431 N.W.2d 49 | Mich. Ct. App. | 1988

171 Mich. App. 700 (1988)
431 N.W.2d 49

ATTORNEY GENERAL
v.
PUBLIC SERVICE COMMISSION NO 2

Docket No. 93643.

Michigan Court of Appeals.

Decided June 10, 1988.

Frank J. Kelley, Attorney General, Louis J. Caruso, Solicitor General, and Hugh B. Anderson and Donald E. Erickson, Assistant Attorneys General, for plaintiff.

Frank J. Kelley, Attorney General, Louis J. Caruso, Solicitor General, and Don L. Keskey and Henry J. Boynton, Assistant Attorneys General, for the Public Service Commission.

Loomis, Ewert, Ederer, Parsley, Davis & Gotting (by George W. Loomis, Michael G. Oliva, and Ronald W. Bloomberg), and David A. Mikelonis and Frank A. Knox, for Consumers Power Company.

Before: SAWYER, P.J., and KELLY and J.J. RASHID,[*] JJ.

PER CURIAM.

In its basic underlying facts and legal issues, the present case is indistinguishable from Attorney General v Public Service Comm No 1, 171 Mich. App. 696; ___ NW2d ___ (1988), which is also released herewith. To the extent the issues in the two cases are identical, what was said in this Court's opinion in that case applies here and need not be repeated.

The only difference in the two cases is that here the Attorney General argues that the 1983 minimum bill payment involved, in excess of $20 million, was not reasonably and prudently incurred, as required by § 6h(12) and (14) of the Public Service Commission act.

The minimum bill payment generated in 1983 *702 arises from the terms of a 1970 long-term supply contract between Consumers Power Company and Trunkline Gas Company, a pipeline supplier. In entering into such a long-term agreement, Consumers was required to project its anticipated gas needs more than a decade in advance.

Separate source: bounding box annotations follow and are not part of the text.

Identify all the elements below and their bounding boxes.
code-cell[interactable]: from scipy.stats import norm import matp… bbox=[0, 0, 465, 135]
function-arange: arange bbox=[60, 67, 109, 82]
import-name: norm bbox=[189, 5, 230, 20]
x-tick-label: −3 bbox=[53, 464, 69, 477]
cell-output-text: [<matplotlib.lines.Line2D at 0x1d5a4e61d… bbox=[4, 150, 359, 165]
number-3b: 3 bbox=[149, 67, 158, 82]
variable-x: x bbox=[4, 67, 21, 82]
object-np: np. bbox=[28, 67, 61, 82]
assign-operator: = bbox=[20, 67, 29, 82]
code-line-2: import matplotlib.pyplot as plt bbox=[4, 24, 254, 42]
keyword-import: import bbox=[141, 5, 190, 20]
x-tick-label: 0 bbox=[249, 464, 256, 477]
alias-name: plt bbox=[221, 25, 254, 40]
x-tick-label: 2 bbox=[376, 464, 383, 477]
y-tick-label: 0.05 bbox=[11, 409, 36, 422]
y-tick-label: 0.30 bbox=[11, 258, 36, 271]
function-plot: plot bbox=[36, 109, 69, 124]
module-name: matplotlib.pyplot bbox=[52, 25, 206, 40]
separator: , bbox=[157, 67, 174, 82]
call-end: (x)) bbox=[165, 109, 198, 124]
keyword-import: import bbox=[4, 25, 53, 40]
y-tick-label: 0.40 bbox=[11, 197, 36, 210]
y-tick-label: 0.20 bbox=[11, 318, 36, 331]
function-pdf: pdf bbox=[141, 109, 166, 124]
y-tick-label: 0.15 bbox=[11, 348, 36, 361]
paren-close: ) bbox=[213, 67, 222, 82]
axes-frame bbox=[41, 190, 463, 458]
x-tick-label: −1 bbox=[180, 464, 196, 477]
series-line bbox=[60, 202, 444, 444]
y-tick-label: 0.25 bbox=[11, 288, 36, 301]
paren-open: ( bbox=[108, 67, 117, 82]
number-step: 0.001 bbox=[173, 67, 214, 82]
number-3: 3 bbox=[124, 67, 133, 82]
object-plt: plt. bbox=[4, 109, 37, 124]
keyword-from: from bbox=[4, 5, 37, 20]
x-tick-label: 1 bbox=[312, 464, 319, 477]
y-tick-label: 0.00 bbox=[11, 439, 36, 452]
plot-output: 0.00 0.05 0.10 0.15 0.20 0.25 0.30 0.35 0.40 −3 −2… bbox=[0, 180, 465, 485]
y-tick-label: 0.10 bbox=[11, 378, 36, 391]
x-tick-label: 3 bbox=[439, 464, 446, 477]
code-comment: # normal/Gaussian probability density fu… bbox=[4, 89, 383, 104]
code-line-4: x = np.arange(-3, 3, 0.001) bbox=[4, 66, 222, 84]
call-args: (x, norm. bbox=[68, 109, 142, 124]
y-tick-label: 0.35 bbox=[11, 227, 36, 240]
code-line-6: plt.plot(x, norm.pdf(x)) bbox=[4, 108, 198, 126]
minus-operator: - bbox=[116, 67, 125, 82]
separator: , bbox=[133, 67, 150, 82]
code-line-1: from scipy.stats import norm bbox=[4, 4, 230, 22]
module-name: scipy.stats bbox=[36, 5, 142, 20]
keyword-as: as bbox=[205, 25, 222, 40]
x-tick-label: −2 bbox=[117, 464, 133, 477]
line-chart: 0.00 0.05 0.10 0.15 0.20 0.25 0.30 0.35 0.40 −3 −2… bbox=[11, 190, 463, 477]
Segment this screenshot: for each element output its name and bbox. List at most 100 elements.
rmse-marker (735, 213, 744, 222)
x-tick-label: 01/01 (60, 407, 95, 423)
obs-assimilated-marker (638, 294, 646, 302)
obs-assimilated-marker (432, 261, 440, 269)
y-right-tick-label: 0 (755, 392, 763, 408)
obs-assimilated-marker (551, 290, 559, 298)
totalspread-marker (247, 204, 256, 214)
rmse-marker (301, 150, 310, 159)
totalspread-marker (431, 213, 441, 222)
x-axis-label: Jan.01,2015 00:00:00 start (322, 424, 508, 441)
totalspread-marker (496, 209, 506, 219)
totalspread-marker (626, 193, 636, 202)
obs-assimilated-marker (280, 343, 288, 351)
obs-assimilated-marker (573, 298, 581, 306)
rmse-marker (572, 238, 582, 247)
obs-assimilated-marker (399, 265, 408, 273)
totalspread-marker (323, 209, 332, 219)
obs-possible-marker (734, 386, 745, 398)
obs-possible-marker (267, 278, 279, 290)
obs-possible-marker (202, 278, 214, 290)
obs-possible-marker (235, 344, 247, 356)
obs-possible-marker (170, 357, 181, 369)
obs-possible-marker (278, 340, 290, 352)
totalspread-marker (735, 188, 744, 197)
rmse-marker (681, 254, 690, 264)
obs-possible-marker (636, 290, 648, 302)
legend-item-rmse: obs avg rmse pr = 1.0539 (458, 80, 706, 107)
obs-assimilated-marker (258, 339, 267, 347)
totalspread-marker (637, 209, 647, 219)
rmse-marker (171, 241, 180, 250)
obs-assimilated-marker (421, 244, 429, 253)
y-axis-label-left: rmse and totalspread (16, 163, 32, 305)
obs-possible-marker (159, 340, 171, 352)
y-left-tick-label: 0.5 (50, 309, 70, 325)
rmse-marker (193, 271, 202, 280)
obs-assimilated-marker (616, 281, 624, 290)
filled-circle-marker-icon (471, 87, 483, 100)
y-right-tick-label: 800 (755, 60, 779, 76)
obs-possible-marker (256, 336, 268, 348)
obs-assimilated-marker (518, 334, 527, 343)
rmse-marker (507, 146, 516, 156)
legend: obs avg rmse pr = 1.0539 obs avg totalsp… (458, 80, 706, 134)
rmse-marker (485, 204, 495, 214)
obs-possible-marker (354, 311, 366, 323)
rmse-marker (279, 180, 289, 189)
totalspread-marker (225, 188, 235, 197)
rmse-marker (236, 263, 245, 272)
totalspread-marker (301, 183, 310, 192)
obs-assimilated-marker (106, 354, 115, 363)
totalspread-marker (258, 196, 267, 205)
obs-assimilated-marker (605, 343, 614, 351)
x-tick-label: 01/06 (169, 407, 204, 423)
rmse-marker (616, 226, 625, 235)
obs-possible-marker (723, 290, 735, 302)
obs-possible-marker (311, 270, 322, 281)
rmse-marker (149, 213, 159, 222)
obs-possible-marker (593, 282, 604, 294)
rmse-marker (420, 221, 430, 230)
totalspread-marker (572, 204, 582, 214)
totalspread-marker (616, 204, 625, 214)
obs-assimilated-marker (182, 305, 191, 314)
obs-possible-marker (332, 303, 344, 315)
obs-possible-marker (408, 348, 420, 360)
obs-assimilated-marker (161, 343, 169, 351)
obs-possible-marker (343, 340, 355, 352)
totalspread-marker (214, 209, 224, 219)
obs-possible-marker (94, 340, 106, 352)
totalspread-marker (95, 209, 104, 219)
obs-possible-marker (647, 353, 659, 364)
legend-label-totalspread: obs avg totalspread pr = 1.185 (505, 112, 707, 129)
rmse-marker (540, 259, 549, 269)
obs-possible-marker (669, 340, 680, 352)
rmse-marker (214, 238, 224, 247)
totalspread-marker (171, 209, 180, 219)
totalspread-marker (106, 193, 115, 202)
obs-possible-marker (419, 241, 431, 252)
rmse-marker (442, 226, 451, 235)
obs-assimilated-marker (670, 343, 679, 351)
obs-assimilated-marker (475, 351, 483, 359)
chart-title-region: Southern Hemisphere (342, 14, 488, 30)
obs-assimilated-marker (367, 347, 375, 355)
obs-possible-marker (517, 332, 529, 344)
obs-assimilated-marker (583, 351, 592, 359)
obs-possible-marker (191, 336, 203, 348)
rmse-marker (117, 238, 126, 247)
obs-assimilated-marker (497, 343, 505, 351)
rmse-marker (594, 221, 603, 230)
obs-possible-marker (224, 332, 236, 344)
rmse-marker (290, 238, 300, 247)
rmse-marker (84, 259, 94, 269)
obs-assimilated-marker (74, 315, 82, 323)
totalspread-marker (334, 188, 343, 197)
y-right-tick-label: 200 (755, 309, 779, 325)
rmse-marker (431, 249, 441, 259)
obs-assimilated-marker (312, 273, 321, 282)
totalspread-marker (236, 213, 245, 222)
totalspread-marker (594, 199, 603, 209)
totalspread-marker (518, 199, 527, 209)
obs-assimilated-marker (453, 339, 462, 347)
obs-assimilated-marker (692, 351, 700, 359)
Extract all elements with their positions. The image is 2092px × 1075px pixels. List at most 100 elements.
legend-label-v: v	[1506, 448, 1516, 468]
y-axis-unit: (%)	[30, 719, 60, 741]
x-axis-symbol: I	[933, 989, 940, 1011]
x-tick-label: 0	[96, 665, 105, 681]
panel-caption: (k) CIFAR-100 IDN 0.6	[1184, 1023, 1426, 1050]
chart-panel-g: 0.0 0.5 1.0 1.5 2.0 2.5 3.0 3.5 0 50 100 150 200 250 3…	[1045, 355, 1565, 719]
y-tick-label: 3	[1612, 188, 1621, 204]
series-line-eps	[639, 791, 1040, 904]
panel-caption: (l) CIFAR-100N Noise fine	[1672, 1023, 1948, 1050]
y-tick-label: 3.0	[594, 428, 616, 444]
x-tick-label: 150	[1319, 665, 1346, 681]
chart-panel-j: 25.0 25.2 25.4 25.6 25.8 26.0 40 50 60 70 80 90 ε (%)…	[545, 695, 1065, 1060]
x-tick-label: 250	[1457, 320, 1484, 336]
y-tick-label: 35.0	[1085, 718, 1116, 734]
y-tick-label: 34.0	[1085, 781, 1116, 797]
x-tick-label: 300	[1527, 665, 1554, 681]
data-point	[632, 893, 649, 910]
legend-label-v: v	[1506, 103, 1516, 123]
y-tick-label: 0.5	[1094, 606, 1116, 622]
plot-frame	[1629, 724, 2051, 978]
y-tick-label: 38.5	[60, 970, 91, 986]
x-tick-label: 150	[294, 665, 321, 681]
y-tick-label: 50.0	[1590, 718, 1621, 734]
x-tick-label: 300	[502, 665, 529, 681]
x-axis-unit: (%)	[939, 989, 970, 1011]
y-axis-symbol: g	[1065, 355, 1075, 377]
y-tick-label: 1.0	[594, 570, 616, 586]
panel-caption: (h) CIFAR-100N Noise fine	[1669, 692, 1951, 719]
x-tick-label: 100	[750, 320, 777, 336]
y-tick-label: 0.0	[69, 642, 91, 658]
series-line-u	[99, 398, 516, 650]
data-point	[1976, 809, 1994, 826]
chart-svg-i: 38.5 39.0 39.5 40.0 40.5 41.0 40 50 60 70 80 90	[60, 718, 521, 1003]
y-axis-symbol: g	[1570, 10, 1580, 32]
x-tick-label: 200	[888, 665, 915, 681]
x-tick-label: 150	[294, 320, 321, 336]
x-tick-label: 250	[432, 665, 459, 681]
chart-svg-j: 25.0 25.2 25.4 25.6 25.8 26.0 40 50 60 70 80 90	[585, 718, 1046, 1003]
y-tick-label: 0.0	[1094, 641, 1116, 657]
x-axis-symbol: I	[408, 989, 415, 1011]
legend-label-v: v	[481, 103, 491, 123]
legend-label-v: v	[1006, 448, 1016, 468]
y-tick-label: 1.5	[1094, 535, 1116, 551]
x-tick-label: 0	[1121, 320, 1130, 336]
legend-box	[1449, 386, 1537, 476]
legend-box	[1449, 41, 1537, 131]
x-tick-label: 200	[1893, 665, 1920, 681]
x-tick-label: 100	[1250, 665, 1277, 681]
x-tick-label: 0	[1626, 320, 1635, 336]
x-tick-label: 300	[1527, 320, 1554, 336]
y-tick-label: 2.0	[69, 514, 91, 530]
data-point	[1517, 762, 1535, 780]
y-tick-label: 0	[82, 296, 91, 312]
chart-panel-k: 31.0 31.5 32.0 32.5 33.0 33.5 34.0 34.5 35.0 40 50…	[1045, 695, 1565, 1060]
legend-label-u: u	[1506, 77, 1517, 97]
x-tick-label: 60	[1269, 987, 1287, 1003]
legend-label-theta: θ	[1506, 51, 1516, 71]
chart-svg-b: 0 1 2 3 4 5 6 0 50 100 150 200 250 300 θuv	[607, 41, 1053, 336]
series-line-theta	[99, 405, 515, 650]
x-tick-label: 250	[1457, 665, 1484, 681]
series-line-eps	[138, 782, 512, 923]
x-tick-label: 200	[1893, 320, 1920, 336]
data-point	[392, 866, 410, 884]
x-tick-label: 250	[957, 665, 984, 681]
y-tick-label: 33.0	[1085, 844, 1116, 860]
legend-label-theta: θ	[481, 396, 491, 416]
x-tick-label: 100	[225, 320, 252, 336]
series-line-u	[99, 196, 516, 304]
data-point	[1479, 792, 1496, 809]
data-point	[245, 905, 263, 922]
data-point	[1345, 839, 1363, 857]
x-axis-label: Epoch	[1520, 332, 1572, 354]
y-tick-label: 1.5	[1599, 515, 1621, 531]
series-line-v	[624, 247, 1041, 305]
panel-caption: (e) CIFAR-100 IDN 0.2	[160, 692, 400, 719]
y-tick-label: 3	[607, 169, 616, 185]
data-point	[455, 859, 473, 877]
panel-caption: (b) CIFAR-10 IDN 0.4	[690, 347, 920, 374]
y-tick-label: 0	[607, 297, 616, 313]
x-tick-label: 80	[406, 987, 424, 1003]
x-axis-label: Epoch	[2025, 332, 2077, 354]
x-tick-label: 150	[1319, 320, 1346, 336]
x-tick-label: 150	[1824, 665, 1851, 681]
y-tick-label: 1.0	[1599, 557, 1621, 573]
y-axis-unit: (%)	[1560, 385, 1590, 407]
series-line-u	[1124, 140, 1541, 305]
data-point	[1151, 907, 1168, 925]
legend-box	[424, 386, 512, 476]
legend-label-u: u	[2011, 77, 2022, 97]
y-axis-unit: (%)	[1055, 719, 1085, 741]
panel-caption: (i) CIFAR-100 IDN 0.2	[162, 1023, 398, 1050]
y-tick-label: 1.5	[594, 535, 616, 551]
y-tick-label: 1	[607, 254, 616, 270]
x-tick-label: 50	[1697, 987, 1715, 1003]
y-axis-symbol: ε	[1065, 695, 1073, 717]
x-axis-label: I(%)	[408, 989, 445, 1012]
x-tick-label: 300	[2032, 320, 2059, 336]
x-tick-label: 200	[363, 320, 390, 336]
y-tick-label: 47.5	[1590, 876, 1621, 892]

Thirteen years later, during actual operations in 1983, Consumers had available an alternate source of supply, at lower cost, but one which it could not have foreseen with any certainty in 1970. It was more beneficial to Consumers and its customers for Consumers to use the alternate source of supply and make payments under its minimum contract clause with Trunkline than to take all its gas needs from Trunkline at a higher price. We thus agree with Consumers that its 1970 projections have not been shown to have been unreasonable or imprudent, thereby justifying the annual contract quantity and minimum contract quantity under its contract with Trunkline, and that Consumers' decision in 1983 to purchase from alternate sources of supply — at sufficiently lower cost such that, despite the need to trigger the minimum contract quantity provision under its contract with Trunkline, Consumers and hence its customers purchased the full quantity of gas needed at a total lower cost than would otherwise have been the situation — was also reasonable and prudent. Thus, the decisions at each end of the transaction were reasonable and prudent; moreover, since the prices charged by Trunkline were approved by the Federal Energy Regulatory Commission, supremacy clause considerations preclude a state commission, such as the PSC, from independently evaluating the reasonableness of the contract price between Consumers and Trunkline.

Affirmed.

NOTES

[*] Circuit judge, sitting on the Court of Appeals by assignment.